PITS /
00563: Don't show ?action= links to web spiders/robots
Summary: Don't show ?action= links to web spiders/robots
Created: 2005-10-20 00:31
Status: Closed - added to 2.1.beta8
Category: CoreCandidate
From: Pm
Assigned:
Priority: 55433
Version: 2.0.12
OS:
Description: Currently when a web spider such as Googlebot, Yahoo! Slurp, or others visit a PmWiki site, they tend to follow all of the ?action= links on a page (including ?action=edit, ?action=diff, etc.).
PmWiki's default configuration provides a <meta> tag to tell robots not to index pages when ?action= is specified in the link, however by the time this occurs the server has already incurred the expense of generating the page and sending it to the robot.
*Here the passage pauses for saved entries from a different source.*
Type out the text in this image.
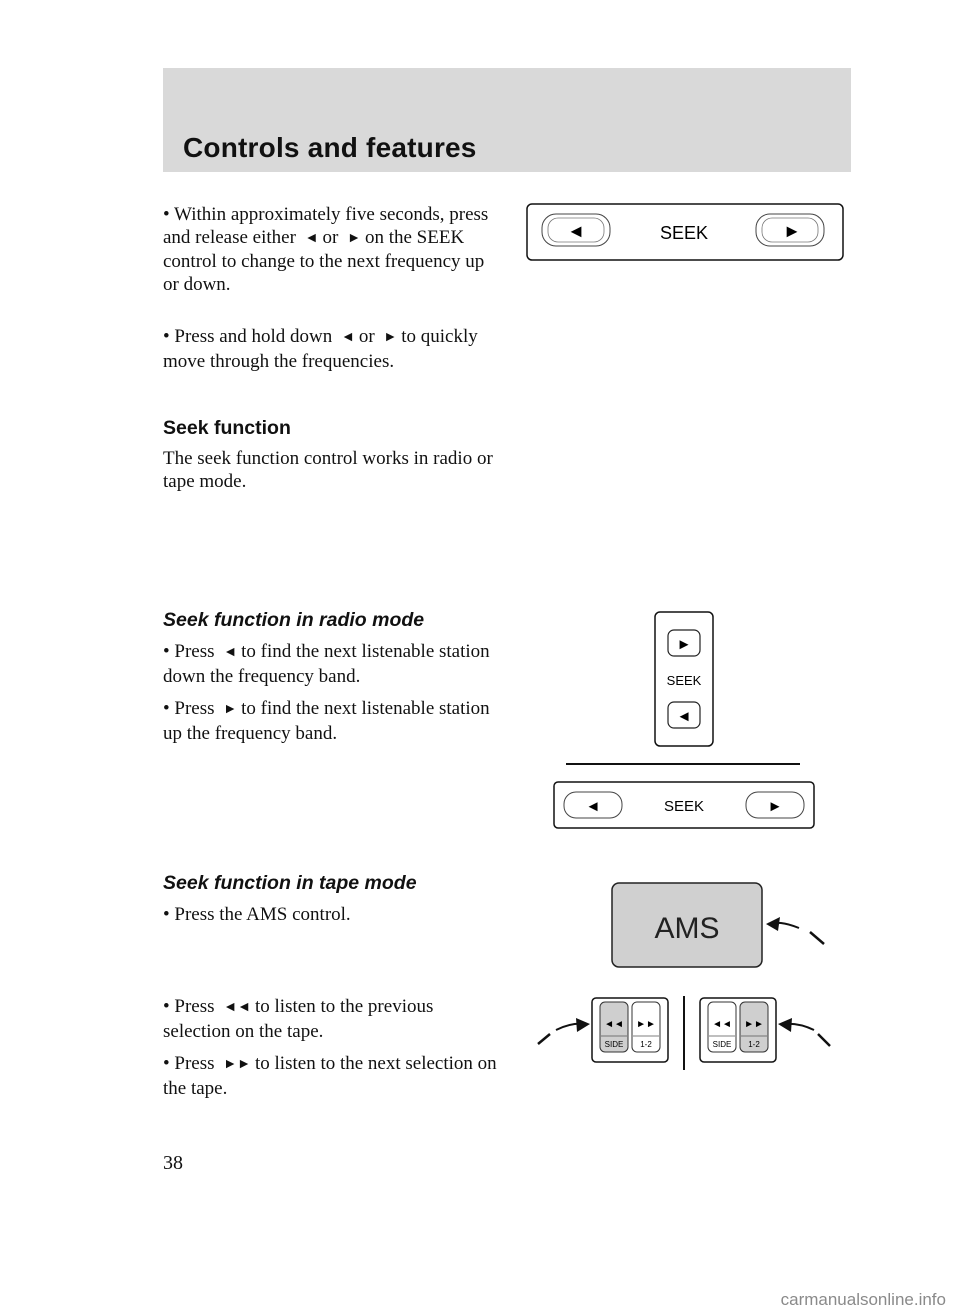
Controls and features

• Within approximately five seconds, press and release either ◄ or ► on the SEEK control to change to the next frequency up or down.

• Press and hold down ◄ or ► to quickly move through the frequencies.

Seek function

The seek function control works in radio or tape mode.

Seek function in radio mode

• Press ◄ to find the next listenable station down the frequency band.

• Press ► to find the next listenable station up the frequency band.

Seek function in tape mode

• Press the AMS control.

• Press ◄◄ to listen to the previous selection on the tape.

• Press ►► to listen to the next selection on the tape.

◄	SEEK	►
►
SEEK
◄
◄	SEEK	►
AMS
◄◄ ►►
SIDE 1-2
◄◄ ►►
SIDE 1-2
38
carmanualsonline.info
Pm proposes a module that detects when a robot is retrieving a page, and strips all "?action=" parameters from page links within the page. This prevents robots from seeing the ?action= links in the first place, reducing server overhead and bandwidth.
Comments?
- Stripping the action when a robot arrives is a good idea, I add a rel=nofollow to the edit link. Works for google my best friend
- some action should be excluded from exclusing
- browse ( :) )
- rss
- dc
- Some aftercare is needed as well, what to do when a robot arrives using a ?action= link ( most indexes already have a lot of links in the databases, or a robot may arrive via an external page (like site stats). On my site I return a 401 (Unauthorized) whenever a robot arrives.
- List of robots I catch at the moment
- slurp
- googlebot
- mediapartners
- xenu
- grub
- ingrid
- baiduspider
- metaweb
- nutch
- aipbot
- societyrobot
- teoma
- zoekybot
- gigabot
- yahoo
- vagabondo
- msnbot
- mirago
- omni
- zyborg
- (and a bunch in robots.txt and .htaccess)
good luck BrBrBr